At the time, al-Shabaab — an Islamic extremist group linked to al-Qaeda — claimed to have inflicted significantly more damage on the joint U.S.-Somali force than widely reported.

“We attacked U.S. and Somali forces called Danab in Jana Cabdalle village with a suicide car bomb. We killed four U.S. officers, and 16 Somali forces which they trained,” an al-Shabaab spokesperson said at the time. “We also wounded 12 Somali soldiers.

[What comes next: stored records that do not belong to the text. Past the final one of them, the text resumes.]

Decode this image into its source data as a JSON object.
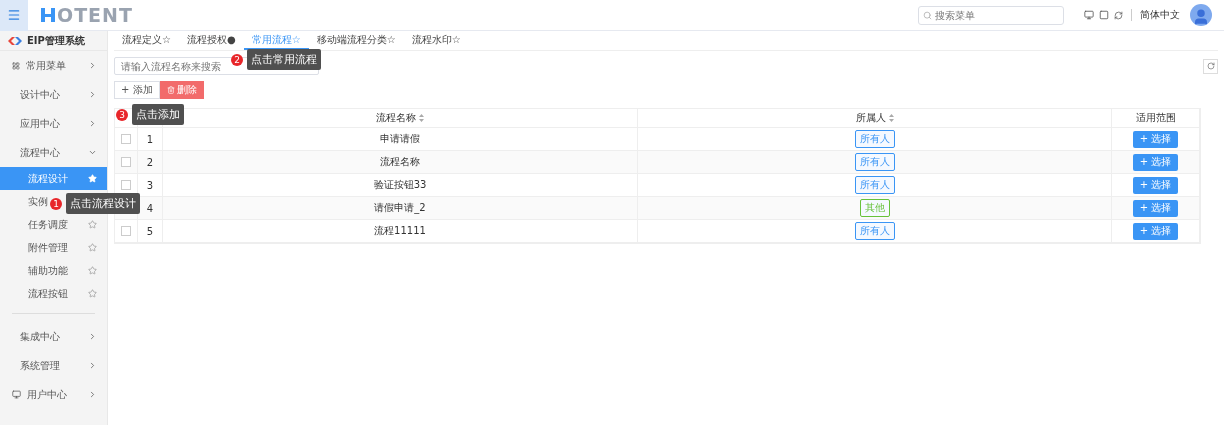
{
  "header": {
    "logo": "OTENT",
    "search": {
      "placeholder": "搜索菜单"
    },
    "language": "简体中文"
  },
  "sidebar": {
    "system": "EIP管理系统",
    "items": [
      {
        "label": "常用菜单",
        "kind": "group",
        "expanded": false
      },
      {
        "label": "设计中心",
        "kind": "group",
        "expanded": false
      },
      {
        "label": "应用中心",
        "kind": "group",
        "expanded": false
      },
      {
        "label": "流程中心",
        "kind": "group",
        "expanded": true,
        "children": [
          {
            "label": "流程设计",
            "selected": true,
            "starred": true
          },
          {
            "label": "实例",
            "selected": false
          },
          {
            "label": "任务调度",
            "selected": false,
            "starred": false
          },
          {
            "label": "附件管理",
            "selected": false,
            "starred": false
          },
          {
            "label": "辅助功能",
            "selected": false,
            "starred": false
          },
          {
            "label": "流程按钮",
            "selected": false,
            "starred": false
          }
        ]
      },
      {
        "label": "集成中心",
        "kind": "group",
        "expanded": false
      },
      {
        "label": "系统管理",
        "kind": "group",
        "expanded": false
      },
      {
        "label": "用户中心",
        "kind": "user",
        "expanded": false
      }
    ]
  },
  "tabs": [
    {
      "label": "流程定义☆",
      "selected": false
    },
    {
      "label": "流程授权●",
      "selected": false
    },
    {
      "label": "常用流程☆",
      "selected": true
    },
    {
      "label": "移动端流程分类☆",
      "selected": false
    },
    {
      "label": "流程水印☆",
      "selected": false
    }
  ],
  "search": {
    "placeholder": "请输入流程名称来搜索"
  },
  "actions": [
    {
      "label": "+ 添加",
      "kind": "default"
    },
    {
      "label": "删除",
      "kind": "danger"
    }
  ],
  "table": {
    "columns": [
      "流程名称",
      "所属人",
      "适用范围"
    ],
    "rows": [
      {
        "checked": false,
        "index": "1",
        "name": "申请请假",
        "owner": "所有人",
        "color": "#3a95f5",
        "action": "+ 选择"
      },
      {
        "checked": false,
        "index": "2",
        "name": "流程名称",
        "owner": "所有人",
        "color": "#3a95f5",
        "action": "+ 选择"
      },
      {
        "checked": false,
        "index": "3",
        "name": "验证按钮33",
        "owner": "所有人",
        "color": "#3a95f5",
        "action": "+ 选择"
      },
      {
        "index": "4",
        "name": "请假申请_2",
        "owner": "其他",
        "color": "#67c23a",
        "action": "+ 选择"
      },
      {
        "checked": false,
        "index": "5",
        "name": "流程11111",
        "owner": "所有人",
        "color": "#3a95f5",
        "action": "+ 选择"
      }
    ]
  },
  "tooltips": [
    {
      "number": "1",
      "text": "点击流程设计"
    },
    {
      "number": "2",
      "text": "点击常用流程"
    },
    {
      "number": "3",
      "text": "点击添加"
    }
  ]
}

We also destroyed 3 U.S. armored vehicles.”

However, a spokesman for AFRICOM said at the time that only one U.S. soldier — likely Brillhart — had suffered non-life-threatening injuries. 

U.S. forces have a long history in Somalia and east Africa stretching back to the early 1990s. Since 2007, U.S. forces have been deployed to the region to combat al-Shabaab and other militant groups.

While Brillhart was the only major injury in the September 2020 ambush, other U.S. and partner forces operating in Africa haven’t been as lucky in recent years: In January 2020, an attack on a U.S. airbase in Manda Bay, Kenya left one Army specialist and two contractors dead.

Although then-President Donald Trump previously ordered all U.S. military personnel out of Somalia in December 2020, the Pentagon earlier this year announced that hundreds of troops would redeploy to the embattled country, although it would not be considered a combat deployment and would be strictly “an advise and assist and training mission,” as an Army spokesperson told Task & Purpose in May. 

It can take time for all the paperwork involved in a Purple Heart to process, sometimes more than a decade. But Brillhart’s award is a solemn reminder that, while many consider the Global War on Terror essentially over, there are still thousands of U.S. service members deployed overseas in harm’s way.